I don’t recall much between that point, and a few hours later when the midwife finished her shift and a new midwife started, must have been approx. 6am by then and I’d been up since just after 7am the day before. I didn’t feel overly tired at the time, and 9(?) hours of labour had gone by in what felt more like 3-4 hours. Karl probably disagrees as I’d had him standing up giving me back rubs, as well as holding my hand, poor bugger.

It was another couple of hours before the midwife asked me if I’d had any urges to push (er, no). I had to change positions on the bed so that she could break my waters (didn’t hurt, didn’t feel anything, I was just suddenly lying in a big wet patch), and I had another shot of pethidine because the other had worn off. Breaking my waters did the trick because shortly afterwards I knew I needed to push.

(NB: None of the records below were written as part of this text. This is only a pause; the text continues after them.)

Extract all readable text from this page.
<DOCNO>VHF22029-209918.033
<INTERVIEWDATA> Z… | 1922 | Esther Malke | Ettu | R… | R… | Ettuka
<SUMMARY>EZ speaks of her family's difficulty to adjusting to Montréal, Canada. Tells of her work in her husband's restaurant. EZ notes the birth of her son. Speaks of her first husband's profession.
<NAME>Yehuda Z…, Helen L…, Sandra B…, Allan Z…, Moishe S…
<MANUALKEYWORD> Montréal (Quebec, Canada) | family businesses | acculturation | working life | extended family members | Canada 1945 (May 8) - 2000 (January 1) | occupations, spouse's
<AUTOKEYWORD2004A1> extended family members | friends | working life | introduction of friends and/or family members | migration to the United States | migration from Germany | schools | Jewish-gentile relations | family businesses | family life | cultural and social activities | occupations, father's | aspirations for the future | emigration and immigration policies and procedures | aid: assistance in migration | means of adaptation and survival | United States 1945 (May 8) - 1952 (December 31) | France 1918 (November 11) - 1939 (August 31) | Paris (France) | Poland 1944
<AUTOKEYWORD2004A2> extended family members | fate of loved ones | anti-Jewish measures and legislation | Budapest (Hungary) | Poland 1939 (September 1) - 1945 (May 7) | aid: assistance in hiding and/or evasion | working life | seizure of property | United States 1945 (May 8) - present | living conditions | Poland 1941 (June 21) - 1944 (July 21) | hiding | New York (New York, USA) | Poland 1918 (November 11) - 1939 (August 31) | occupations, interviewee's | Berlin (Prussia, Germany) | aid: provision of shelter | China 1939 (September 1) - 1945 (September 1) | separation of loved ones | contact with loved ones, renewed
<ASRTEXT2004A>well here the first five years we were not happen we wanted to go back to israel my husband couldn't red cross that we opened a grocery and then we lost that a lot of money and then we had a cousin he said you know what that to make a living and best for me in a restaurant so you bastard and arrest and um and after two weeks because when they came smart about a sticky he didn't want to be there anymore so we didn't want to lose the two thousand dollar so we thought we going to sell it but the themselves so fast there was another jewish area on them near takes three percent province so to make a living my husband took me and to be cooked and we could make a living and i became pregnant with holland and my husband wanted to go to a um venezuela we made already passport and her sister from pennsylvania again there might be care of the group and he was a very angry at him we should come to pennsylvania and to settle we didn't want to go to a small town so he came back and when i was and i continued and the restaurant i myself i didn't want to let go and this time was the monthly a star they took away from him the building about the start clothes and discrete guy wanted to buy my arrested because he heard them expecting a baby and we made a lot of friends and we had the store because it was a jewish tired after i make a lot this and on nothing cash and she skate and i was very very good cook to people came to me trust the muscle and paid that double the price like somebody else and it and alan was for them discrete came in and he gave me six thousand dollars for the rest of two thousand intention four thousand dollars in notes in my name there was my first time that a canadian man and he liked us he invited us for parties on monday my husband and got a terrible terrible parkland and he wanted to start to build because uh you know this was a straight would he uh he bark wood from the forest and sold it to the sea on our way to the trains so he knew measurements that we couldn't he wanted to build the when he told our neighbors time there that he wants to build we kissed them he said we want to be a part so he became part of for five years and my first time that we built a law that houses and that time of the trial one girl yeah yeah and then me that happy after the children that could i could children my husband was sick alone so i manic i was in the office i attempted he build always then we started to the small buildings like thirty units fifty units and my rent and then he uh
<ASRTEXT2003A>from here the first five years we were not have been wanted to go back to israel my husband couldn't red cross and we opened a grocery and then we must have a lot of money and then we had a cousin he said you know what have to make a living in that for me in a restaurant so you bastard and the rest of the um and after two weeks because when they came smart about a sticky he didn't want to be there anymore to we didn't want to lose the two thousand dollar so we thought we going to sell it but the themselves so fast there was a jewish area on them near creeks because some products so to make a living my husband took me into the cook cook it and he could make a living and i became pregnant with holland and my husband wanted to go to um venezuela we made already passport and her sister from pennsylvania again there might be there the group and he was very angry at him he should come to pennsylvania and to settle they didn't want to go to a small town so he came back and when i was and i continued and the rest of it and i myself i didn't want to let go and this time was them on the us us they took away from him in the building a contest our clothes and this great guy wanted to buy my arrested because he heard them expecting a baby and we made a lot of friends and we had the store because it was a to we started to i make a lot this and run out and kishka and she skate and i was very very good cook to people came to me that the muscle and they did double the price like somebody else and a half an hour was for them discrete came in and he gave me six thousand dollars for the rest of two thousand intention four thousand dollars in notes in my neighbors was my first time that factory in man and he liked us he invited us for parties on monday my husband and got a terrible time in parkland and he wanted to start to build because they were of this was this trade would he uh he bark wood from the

It took half an hour of pushing to deliver Isabel, although the majority of that didn’t seem to be achieving anything. At one stage the midwife made me put down the gas and air because she thought I was concentrating more on that than pushing. I was actually just suffering from excruciating back pain — because I was lying down.. worst decision ever — made worse each time I tried to push. It felt like my spine was being torn out, and I screamed more swear words than I realised I knew. It got to the point where I was in so much agony I just lay there crying at the midwife that I couldn’t do it (not really sure what I expected her to do, it’s not like I could change my mind at that point!)

I made my biggest “mistake” right at the end, as Isabel was born. Because I was tired, and in pain, I gave one last huge push to finish off, which didn’t give the midwife time to “help” her out… Isabel turned too quickly and I ended up tearing. I had at least 6 labial stitches (TMI, yay) — I’d not even realised prior that you can tear that way — and lost 400ml of blood. I remember seeing some on the wall at the end of the bed! It sounds scarier than it was, though; and well worth it for such a lovely ‘prize’.